Métaphysique de la viande

« Tout ça avait l’aspect idiot et effrayant d’un cauchemar, indique le narrateur omniscient de Paranoïa, second des deux textes de Christophe Siébert réédités aujourd’hui sous bannière moins confidentielle qu’autrefois, (…) ce cauchemar paranoïaque que le monde se révélait être. » En matière de littérature répugnante, mais surtout virtuose, écoeurante autant qu’époustouflante, on tient avec cet auteur un génial bricoleur, radical au possible, prompt à monter en kit et transes des histoires foulant aux pieds la décence, abattant l’une après l’autre les frontières de l’excès, de la morale, du tolérable.
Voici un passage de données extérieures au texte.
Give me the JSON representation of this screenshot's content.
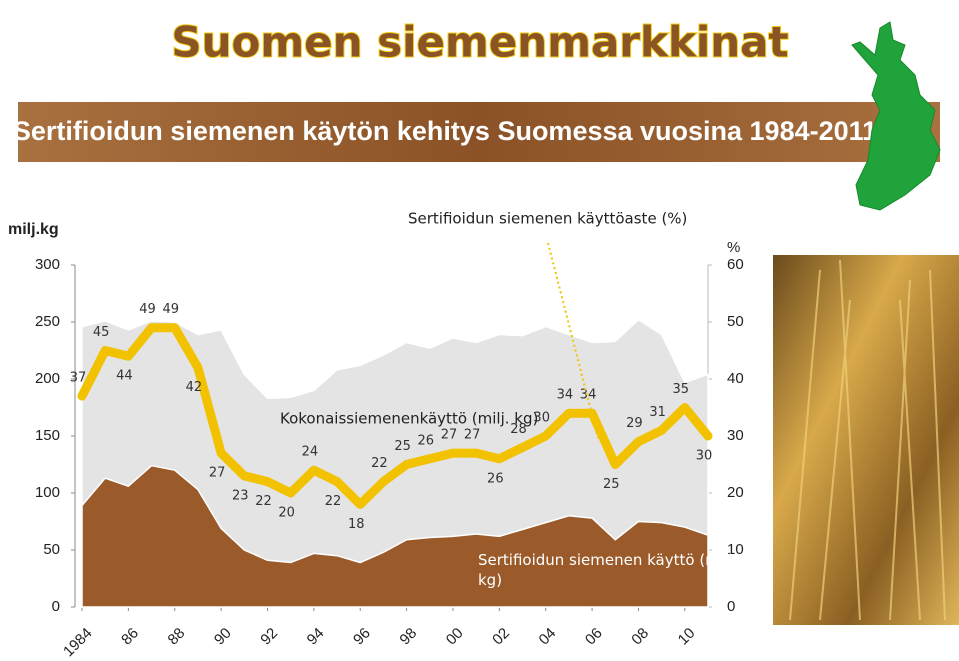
{
  "title": "Suomen siemenmarkkinat",
  "subtitle": "Sertifioidun siemenen käytön kehitys Suomessa vuosina 1984-2011",
  "chart_data": {
    "type": "line",
    "y_label": "milj.kg",
    "y2_label": "%",
    "x": [
      1984,
      1985,
      1986,
      1987,
      1988,
      1989,
      1990,
      1991,
      1992,
      1993,
      1994,
      1995,
      1996,
      1997,
      1998,
      1999,
      2000,
      2001,
      2002,
      2003,
      2004,
      2005,
      2006,
      2007,
      2008,
      2009,
      2010,
      2011
    ],
    "xlim": [
      1984,
      2011
    ],
    "xticks": [
      1984,
      {
        "value": 1986,
        "label": "86"
      },
      {
        "value": 1988,
        "label": "88"
      },
      {
        "value": 1990,
        "label": "90"
      },
      {
        "value": 1992,
        "label": "92"
      },
      {
        "value": 1994,
        "label": "94"
      },
      {
        "value": 1996,
        "label": "96"
      },
      {
        "value": 1998,
        "label": "98"
      },
      {
        "value": 2000,
        "label": "00"
      },
      {
        "value": 2002,
        "label": "02"
      },
      {
        "value": 2004,
        "label": "04"
      },
      {
        "value": 2006,
        "label": "06"
      },
      {
        "value": 2008,
        "label": "08"
      },
      {
        "value": 2010,
        "label": "10"
      }
    ],
    "ylim": [
      0,
      300
    ],
    "yticks": [
      0,
      50,
      100,
      150,
      200,
      250,
      300
    ],
    "y2lim": [
      0,
      60
    ],
    "y2ticks": [
      0,
      10,
      20,
      30,
      40,
      50,
      60
    ],
    "series": [
      {
        "name": "Kokonaissiemenenkäyttö (milj. kg)",
        "type": "area",
        "color": "#e4e4e4",
        "values": [
          246,
          251,
          243,
          251,
          250,
          239,
          243,
          204,
          183,
          184,
          190,
          208,
          212,
          221,
          232,
          227,
          236,
          232,
          239,
          238,
          246,
          239,
          232,
          233,
          252,
          239,
          197,
          204
        ]
      },
      {
        "name": "Sertifioidun siemenen käyttö (milj. kg)",
        "type": "area",
        "color": "#9a5a2a",
        "values": [
          89,
          113,
          106,
          124,
          120,
          103,
          69,
          50,
          41,
          39,
          47,
          45,
          39,
          48,
          59,
          61,
          62,
          64,
          62,
          68,
          74,
          80,
          78,
          59,
          75,
          74,
          70,
          63
        ]
      },
      {
        "name": "Sertifioidun siemenen käyttöaste (%)",
        "type": "line",
        "axis": "y2",
        "color": "#f2c200",
        "values": [
          37,
          45,
          44,
          49,
          49,
          42,
          27,
          23,
          22,
          20,
          24,
          22,
          18,
          22,
          25,
          26,
          27,
          27,
          26,
          28,
          30,
          34,
          34,
          25,
          29,
          31,
          35,
          30
        ]
      }
    ]
  }
}
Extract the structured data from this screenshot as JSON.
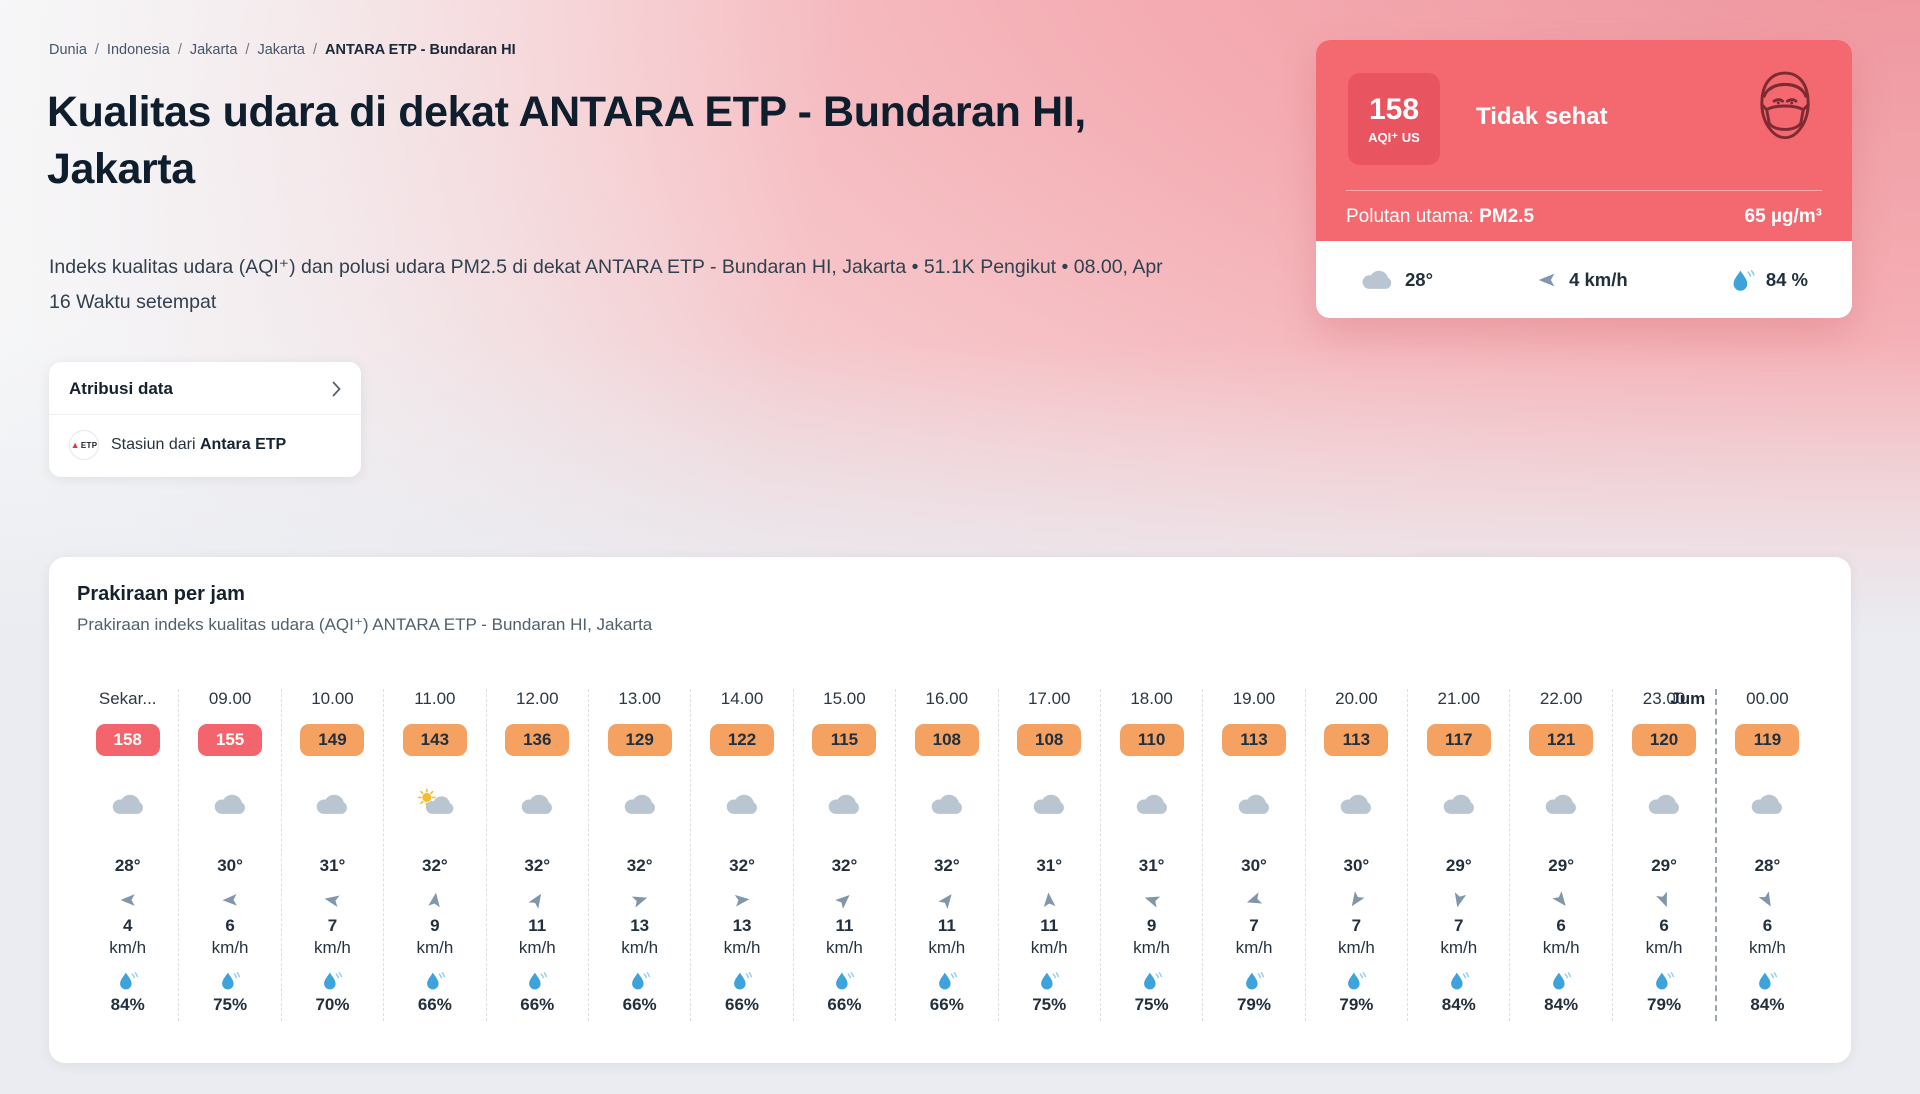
{
  "colors": {
    "card_red": "#f4696f",
    "badge_red": "#e85560",
    "chip_red": "#f4646c",
    "chip_orange": "#f5a162"
  },
  "breadcrumb": {
    "separator": "/",
    "items": [
      "Dunia",
      "Indonesia",
      "Jakarta",
      "Jakarta",
      "ANTARA ETP - Bundaran HI"
    ]
  },
  "header": {
    "title": "Kualitas udara di dekat ANTARA ETP - Bundaran HI, Jakarta",
    "subtitle": "Indeks kualitas udara (AQI⁺) dan polusi udara PM2.5 di dekat ANTARA ETP - Bundaran HI, Jakarta • 51.1K Pengikut • 08.00, Apr 16 Waktu setempat"
  },
  "attribution": {
    "title": "Atribusi data",
    "station_prefix": "Stasiun dari",
    "station_name": "Antara ETP",
    "logo_text": "ETP"
  },
  "aqi_card": {
    "value": "158",
    "scale": "AQI⁺ US",
    "level_label": "Tidak sehat",
    "pollutant_label": "Polutan utama:",
    "pollutant_name": "PM2.5",
    "pollutant_value": "65 µg/m³",
    "temperature": "28°",
    "wind": "4 km/h",
    "humidity": "84 %"
  },
  "forecast": {
    "title": "Prakiraan per jam",
    "subtitle": "Prakiraan indeks kualitas udara (AQI⁺) ANTARA ETP - Bundaran HI, Jakarta",
    "kmh_label": "km/h",
    "columns": [
      {
        "time": "Sekar...",
        "aqi": "158",
        "level": "red",
        "icon": "cloud",
        "temp": "28°",
        "wind_deg": 270,
        "wind": "4",
        "humidity": "84%"
      },
      {
        "time": "09.00",
        "aqi": "155",
        "level": "red",
        "icon": "cloud",
        "temp": "30°",
        "wind_deg": 268,
        "wind": "6",
        "humidity": "75%"
      },
      {
        "time": "10.00",
        "aqi": "149",
        "level": "orange",
        "icon": "cloud",
        "temp": "31°",
        "wind_deg": 281,
        "wind": "7",
        "humidity": "70%"
      },
      {
        "time": "11.00",
        "aqi": "143",
        "level": "orange",
        "icon": "partly-sunny",
        "temp": "32°",
        "wind_deg": 8,
        "wind": "9",
        "humidity": "66%"
      },
      {
        "time": "12.00",
        "aqi": "136",
        "level": "orange",
        "icon": "cloud",
        "temp": "32°",
        "wind_deg": 33,
        "wind": "11",
        "humidity": "66%"
      },
      {
        "time": "13.00",
        "aqi": "129",
        "level": "orange",
        "icon": "cloud",
        "temp": "32°",
        "wind_deg": 72,
        "wind": "13",
        "humidity": "66%"
      },
      {
        "time": "14.00",
        "aqi": "122",
        "level": "orange",
        "icon": "cloud",
        "temp": "32°",
        "wind_deg": 84,
        "wind": "13",
        "humidity": "66%"
      },
      {
        "time": "15.00",
        "aqi": "115",
        "level": "orange",
        "icon": "cloud",
        "temp": "32°",
        "wind_deg": 48,
        "wind": "11",
        "humidity": "66%"
      },
      {
        "time": "16.00",
        "aqi": "108",
        "level": "orange",
        "icon": "cloud",
        "temp": "32°",
        "wind_deg": 38,
        "wind": "11",
        "humidity": "66%"
      },
      {
        "time": "17.00",
        "aqi": "108",
        "level": "orange",
        "icon": "cloud",
        "temp": "31°",
        "wind_deg": 355,
        "wind": "11",
        "humidity": "75%"
      },
      {
        "time": "18.00",
        "aqi": "110",
        "level": "orange",
        "icon": "cloud",
        "temp": "31°",
        "wind_deg": 288,
        "wind": "9",
        "humidity": "75%"
      },
      {
        "time": "19.00",
        "aqi": "113",
        "level": "orange",
        "icon": "cloud",
        "temp": "30°",
        "wind_deg": 252,
        "wind": "7",
        "humidity": "79%"
      },
      {
        "time": "20.00",
        "aqi": "113",
        "level": "orange",
        "icon": "cloud",
        "temp": "30°",
        "wind_deg": 214,
        "wind": "7",
        "humidity": "79%"
      },
      {
        "time": "21.00",
        "aqi": "117",
        "level": "orange",
        "icon": "cloud",
        "temp": "29°",
        "wind_deg": 193,
        "wind": "7",
        "humidity": "84%"
      },
      {
        "time": "22.00",
        "aqi": "121",
        "level": "orange",
        "icon": "cloud",
        "temp": "29°",
        "wind_deg": 142,
        "wind": "6",
        "humidity": "84%"
      },
      {
        "time": "23.00",
        "aqi": "120",
        "level": "orange",
        "icon": "cloud",
        "temp": "29°",
        "wind_deg": 158,
        "wind": "6",
        "humidity": "79%"
      },
      {
        "time": "00.00",
        "day_label": "Jum",
        "aqi": "119",
        "level": "orange",
        "icon": "cloud",
        "temp": "28°",
        "wind_deg": 150,
        "wind": "6",
        "humidity": "84%"
      }
    ]
  }
}
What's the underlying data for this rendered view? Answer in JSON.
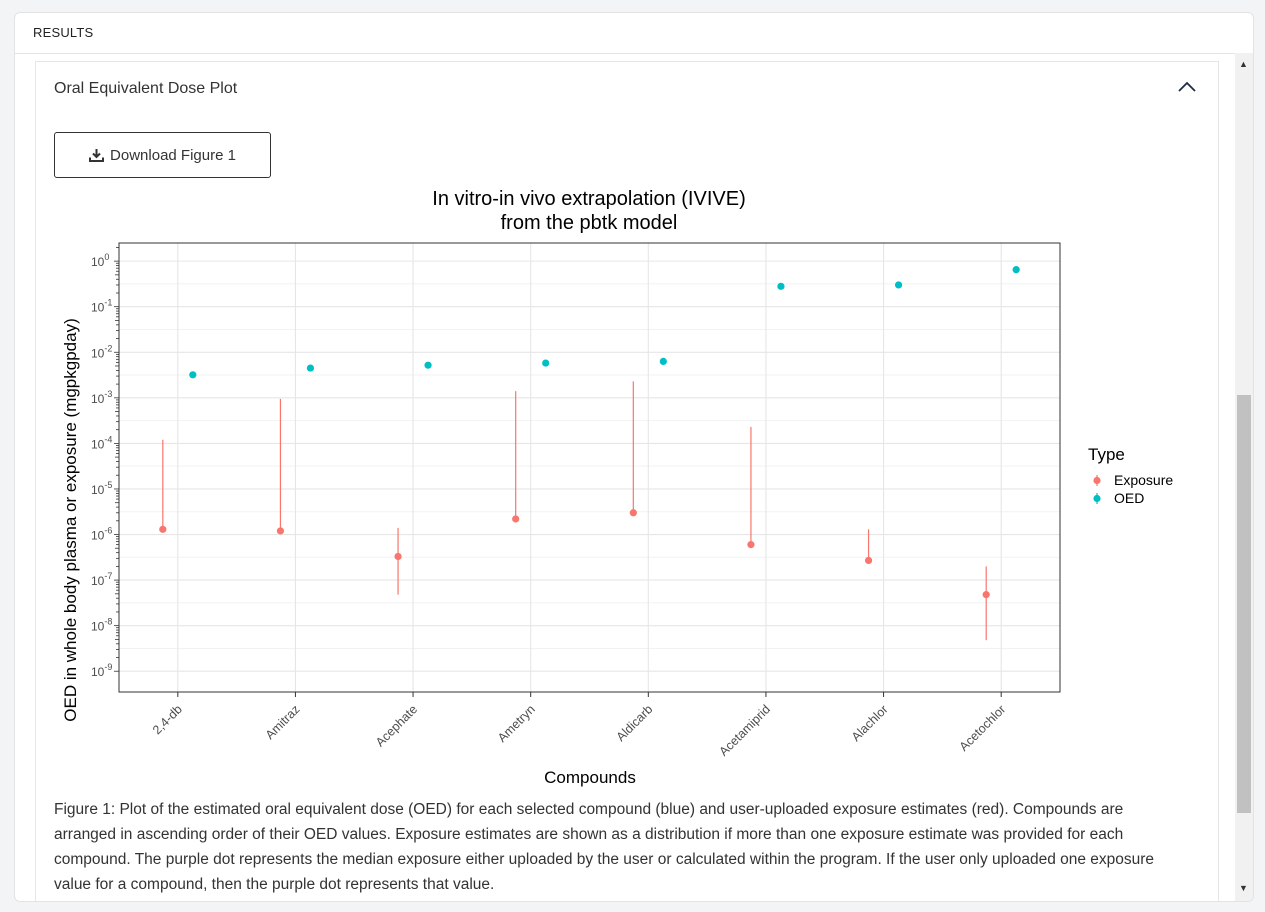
{
  "header": {
    "title": "RESULTS"
  },
  "panel": {
    "title": "Oral Equivalent Dose Plot",
    "download_label": "Download Figure 1"
  },
  "caption": "Figure 1: Plot of the estimated oral equivalent dose (OED) for each selected compound (blue) and user-uploaded exposure estimates (red). Compounds are arranged in ascending order of their OED values. Exposure estimates are shown as a distribution if more than one exposure estimate was provided for each compound. The purple dot represents the median exposure either uploaded by the user or calculated within the program. If the user only uploaded one exposure value for a compound, then the purple dot represents that value.",
  "colors": {
    "exposure": "#F8766D",
    "oed": "#00BFC4"
  },
  "chart_data": {
    "type": "scatter",
    "title": [
      "In vitro-in vivo extrapolation (IVIVE)",
      "from the pbtk model"
    ],
    "xlabel": "Compounds",
    "ylabel": "OED in whole body plasma or exposure (mgpkgpday)",
    "y_scale": "log10",
    "ylim": [
      3.5e-10,
      2.5
    ],
    "y_tick_exponents": [
      0,
      -1,
      -2,
      -3,
      -4,
      -5,
      -6,
      -7,
      -8,
      -9
    ],
    "categories": [
      "2,4-db",
      "Amitraz",
      "Acephate",
      "Ametryn",
      "Aldicarb",
      "Acetamiprid",
      "Alachlor",
      "Acetochlor"
    ],
    "legend": {
      "title": "Type",
      "position": "right",
      "entries": [
        "Exposure",
        "OED"
      ]
    },
    "series": [
      {
        "name": "Exposure",
        "median": [
          1.3e-06,
          1.2e-06,
          3.3e-07,
          2.2e-06,
          3e-06,
          6e-07,
          2.7e-07,
          4.8e-08
        ],
        "low": [
          1.3e-06,
          1.2e-06,
          4.8e-08,
          2.2e-06,
          3e-06,
          6e-07,
          2.7e-07,
          4.8e-09
        ],
        "high": [
          0.00012,
          0.00095,
          1.4e-06,
          0.0014,
          0.0023,
          0.00023,
          1.3e-06,
          2e-07
        ]
      },
      {
        "name": "OED",
        "values": [
          0.0032,
          0.0045,
          0.0052,
          0.0058,
          0.0063,
          0.28,
          0.3,
          0.65
        ]
      }
    ]
  }
}
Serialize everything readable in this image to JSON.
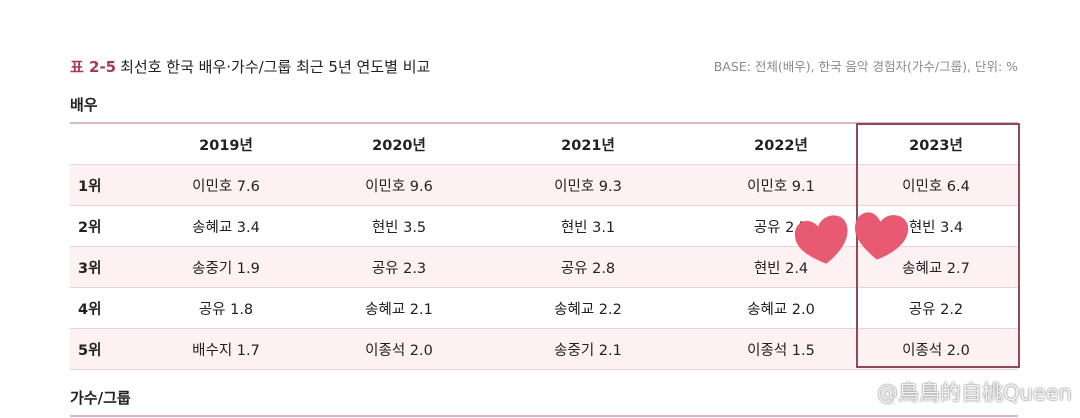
{
  "title": {
    "number": "표 2-5",
    "text": "최선호 한국 배우·가수/그룹 최근 5년 연도별 비교"
  },
  "base_note": "BASE: 전체(배우), 한국 음악 경험자(가수/그룹), 단위: %",
  "sections": {
    "actors": "배우",
    "singers": "가수/그룹"
  },
  "table": {
    "headers": [
      "",
      "2019년",
      "2020년",
      "2021년",
      "2022년",
      "2023년"
    ],
    "highlighted_column": "2023년",
    "rows": [
      {
        "rank": "1위",
        "cells": [
          "이민호 7.6",
          "이민호 9.6",
          "이민호 9.3",
          "이민호 9.1",
          "이민호 6.4"
        ]
      },
      {
        "rank": "2위",
        "cells": [
          "송혜교 3.4",
          "현빈 3.5",
          "현빈 3.1",
          "공유 2.7",
          "현빈 3.4"
        ]
      },
      {
        "rank": "3위",
        "cells": [
          "송중기 1.9",
          "공유 2.3",
          "공유 2.8",
          "현빈 2.4",
          "송혜교 2.7"
        ]
      },
      {
        "rank": "4위",
        "cells": [
          "공유 1.8",
          "송혜교 2.1",
          "송혜교 2.2",
          "송혜교 2.0",
          "공유 2.2"
        ]
      },
      {
        "rank": "5위",
        "cells": [
          "배수지 1.7",
          "이종석 2.0",
          "송중기 2.1",
          "이종석 1.5",
          "이종석 2.0"
        ]
      }
    ]
  },
  "colors": {
    "accent": "#a8385a",
    "highlight_border": "#8b4a60",
    "row_pink": "#fdf1f3",
    "heart": "#e85a72"
  },
  "watermark": "@鳥鳥的自桃Queen"
}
Dans Nuit noire, qui inaugure ce Malabar bigoût tartiné aux humeurs corporelles, la première personne plonge un lecteur médusé dans la tête d’un psychopathe particulièrement infréquentable, ayant poussé en mauvaise graine entre carton et environnement incestueux: « J’avais construit ma tête et j’habitais dedans », reconnaît-il humblement, avant de décrire par le menu ses ignobles rituels. Paranoïa tient plus du roman choral, présentant toute une galerie de personnages poisseux comme pas permis, cintrés tout autant, réunis autour d’une nébuleuse affaire de remplacement des humains par les machines. Un cocktail fantastique au sens premier, pour qui dispose tout de même d’un estomac bien accroché.

De Christophe Siébert, éditions Au Diable Vauvert, 320 pages.